The seeing was limited by the breeze jiggling the scopes. Six stars in the trapezium were rock-solid all night. There was detail on rapidly shrinking Mars. Saturn was Stunning with its nearly closed rings which still showed the Cassini division at the extremes. There was banding on the globe and pretty grouping of 3 moons close in and preceding . I used up to 254x but found 181x and 141x better in the wind.
I did do some galaxy hunting in Columba and CMa, but bagged only a handful of new objects.
One notable grouping was the NGC 2292/3/5 trio within 4-5' of each other. I had difficulty teasing out 2292 from 2293, but had no difficulty with 2295 which is a higher surface brightness slash. The bright core of 2293 made it fairly easy to see, but 2292 is only 1' away and is much lower surface brightness. I spent a lot of time of this group, but then Marek came to the rescue and placed them in his 18" scope which gave a very pleasing view. I'll revisit this group at a darker site.
I picked up a new-to-me comet - 46P/Wirtanen in Pisces. It looked pretty much like a mag 9-10 galaxy.
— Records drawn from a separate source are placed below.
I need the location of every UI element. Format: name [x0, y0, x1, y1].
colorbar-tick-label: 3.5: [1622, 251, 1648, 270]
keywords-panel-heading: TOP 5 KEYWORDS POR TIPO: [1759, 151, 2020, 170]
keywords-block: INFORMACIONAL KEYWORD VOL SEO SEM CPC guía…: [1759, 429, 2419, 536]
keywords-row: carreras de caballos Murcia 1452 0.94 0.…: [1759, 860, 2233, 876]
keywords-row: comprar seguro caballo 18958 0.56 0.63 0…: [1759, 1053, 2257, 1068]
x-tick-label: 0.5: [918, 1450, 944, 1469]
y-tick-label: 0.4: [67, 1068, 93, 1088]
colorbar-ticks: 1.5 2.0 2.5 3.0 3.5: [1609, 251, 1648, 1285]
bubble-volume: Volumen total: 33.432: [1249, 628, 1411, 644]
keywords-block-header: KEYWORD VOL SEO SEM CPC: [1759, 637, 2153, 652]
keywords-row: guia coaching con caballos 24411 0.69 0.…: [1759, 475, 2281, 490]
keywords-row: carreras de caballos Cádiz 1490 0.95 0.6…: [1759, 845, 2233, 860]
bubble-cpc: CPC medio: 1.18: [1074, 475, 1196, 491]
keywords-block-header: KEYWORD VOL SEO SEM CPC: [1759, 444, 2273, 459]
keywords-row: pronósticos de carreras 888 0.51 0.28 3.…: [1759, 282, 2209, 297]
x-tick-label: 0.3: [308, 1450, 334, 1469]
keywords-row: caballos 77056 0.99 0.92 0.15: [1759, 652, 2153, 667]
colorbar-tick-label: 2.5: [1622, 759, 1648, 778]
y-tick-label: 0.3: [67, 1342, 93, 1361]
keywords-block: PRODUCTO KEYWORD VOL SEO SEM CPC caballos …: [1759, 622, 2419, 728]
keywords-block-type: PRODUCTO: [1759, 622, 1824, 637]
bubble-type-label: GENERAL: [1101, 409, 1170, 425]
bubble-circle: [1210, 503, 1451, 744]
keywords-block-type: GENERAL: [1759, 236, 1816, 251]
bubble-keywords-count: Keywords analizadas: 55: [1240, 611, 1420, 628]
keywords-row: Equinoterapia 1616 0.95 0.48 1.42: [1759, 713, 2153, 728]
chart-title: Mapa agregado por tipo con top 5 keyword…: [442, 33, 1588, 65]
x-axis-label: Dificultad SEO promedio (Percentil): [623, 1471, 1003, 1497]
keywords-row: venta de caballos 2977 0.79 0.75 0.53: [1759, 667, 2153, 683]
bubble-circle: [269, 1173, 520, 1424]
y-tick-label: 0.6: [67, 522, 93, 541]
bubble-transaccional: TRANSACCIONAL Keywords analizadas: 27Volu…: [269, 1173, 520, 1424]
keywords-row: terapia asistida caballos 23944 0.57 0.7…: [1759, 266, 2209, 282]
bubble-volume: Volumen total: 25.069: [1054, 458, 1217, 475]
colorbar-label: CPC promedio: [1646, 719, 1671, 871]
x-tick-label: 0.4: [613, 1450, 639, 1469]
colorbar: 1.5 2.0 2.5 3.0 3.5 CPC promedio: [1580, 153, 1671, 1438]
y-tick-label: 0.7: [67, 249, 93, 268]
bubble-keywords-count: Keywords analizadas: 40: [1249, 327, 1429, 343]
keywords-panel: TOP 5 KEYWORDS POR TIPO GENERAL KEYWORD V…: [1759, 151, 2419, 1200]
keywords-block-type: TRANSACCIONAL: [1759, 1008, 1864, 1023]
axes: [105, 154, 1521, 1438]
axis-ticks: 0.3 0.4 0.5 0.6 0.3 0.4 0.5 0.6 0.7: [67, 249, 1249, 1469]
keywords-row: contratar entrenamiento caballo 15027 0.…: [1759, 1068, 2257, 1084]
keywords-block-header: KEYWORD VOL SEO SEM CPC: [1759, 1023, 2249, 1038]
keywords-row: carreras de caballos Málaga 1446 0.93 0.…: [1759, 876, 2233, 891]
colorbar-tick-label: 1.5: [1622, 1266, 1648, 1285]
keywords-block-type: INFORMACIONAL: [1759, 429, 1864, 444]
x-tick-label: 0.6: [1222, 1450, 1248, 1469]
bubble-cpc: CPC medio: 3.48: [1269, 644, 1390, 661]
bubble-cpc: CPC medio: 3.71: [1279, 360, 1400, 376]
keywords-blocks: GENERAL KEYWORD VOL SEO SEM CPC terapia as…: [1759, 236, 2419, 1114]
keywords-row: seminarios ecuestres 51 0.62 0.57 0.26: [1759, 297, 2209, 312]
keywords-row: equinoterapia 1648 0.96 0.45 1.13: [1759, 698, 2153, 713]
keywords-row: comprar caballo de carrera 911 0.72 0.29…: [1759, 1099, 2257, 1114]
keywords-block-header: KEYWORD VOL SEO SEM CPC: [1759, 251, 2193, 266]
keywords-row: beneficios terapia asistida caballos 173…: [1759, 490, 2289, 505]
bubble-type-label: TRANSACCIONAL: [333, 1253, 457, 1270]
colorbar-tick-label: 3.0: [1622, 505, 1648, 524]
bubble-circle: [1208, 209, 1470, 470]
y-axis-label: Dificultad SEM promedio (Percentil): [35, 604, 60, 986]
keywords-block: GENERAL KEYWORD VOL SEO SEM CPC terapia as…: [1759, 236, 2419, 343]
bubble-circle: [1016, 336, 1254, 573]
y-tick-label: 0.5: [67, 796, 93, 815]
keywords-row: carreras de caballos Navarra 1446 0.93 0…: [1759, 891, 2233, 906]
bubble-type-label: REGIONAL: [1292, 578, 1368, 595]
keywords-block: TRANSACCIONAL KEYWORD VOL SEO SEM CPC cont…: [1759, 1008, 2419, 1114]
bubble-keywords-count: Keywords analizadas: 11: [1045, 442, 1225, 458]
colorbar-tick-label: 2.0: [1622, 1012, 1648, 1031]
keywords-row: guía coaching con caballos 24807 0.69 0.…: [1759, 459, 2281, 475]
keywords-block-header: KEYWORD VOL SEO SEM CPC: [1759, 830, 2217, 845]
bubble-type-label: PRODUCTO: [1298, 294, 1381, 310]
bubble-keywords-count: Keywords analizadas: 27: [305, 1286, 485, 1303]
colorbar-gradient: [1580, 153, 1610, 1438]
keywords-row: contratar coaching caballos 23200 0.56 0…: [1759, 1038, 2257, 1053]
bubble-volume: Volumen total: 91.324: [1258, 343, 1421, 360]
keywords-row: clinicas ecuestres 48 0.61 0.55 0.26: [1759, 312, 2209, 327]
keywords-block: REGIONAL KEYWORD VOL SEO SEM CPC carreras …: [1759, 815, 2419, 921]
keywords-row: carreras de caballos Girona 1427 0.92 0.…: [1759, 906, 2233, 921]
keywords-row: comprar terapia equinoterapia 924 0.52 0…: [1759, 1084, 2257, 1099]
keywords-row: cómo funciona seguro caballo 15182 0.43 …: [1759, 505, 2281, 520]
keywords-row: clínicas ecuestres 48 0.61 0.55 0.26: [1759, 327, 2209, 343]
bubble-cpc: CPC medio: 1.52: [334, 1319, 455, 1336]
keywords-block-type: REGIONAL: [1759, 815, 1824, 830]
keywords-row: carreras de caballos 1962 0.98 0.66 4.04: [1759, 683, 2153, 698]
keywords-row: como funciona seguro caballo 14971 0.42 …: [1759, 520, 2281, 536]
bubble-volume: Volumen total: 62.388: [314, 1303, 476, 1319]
We've been spoiled lately by comets Holmes and McNaught...
Comet Holmes showed up in binoculars as a very large, low surface brightness smear that was adversely affected by the poor transparency.
A serendipitous observation was suggested by the Sky and Telescope "Deep Sky Wonders" column for February which pointed out an asterism that Sue French has named "Nagler1". It is an assymetrical, upside-down "V" over galaxy NGC2217 (she calls it a north-pointing chevron). It's a cool low-power view with a double at the start of the east end, and fitting to be observed through one of Al's eyepieces. :-)
It was a worthwhile night and was capped by the Thoughtful Astro Spouse who had left a heating pad set to high on the Astronomer's side of the bed.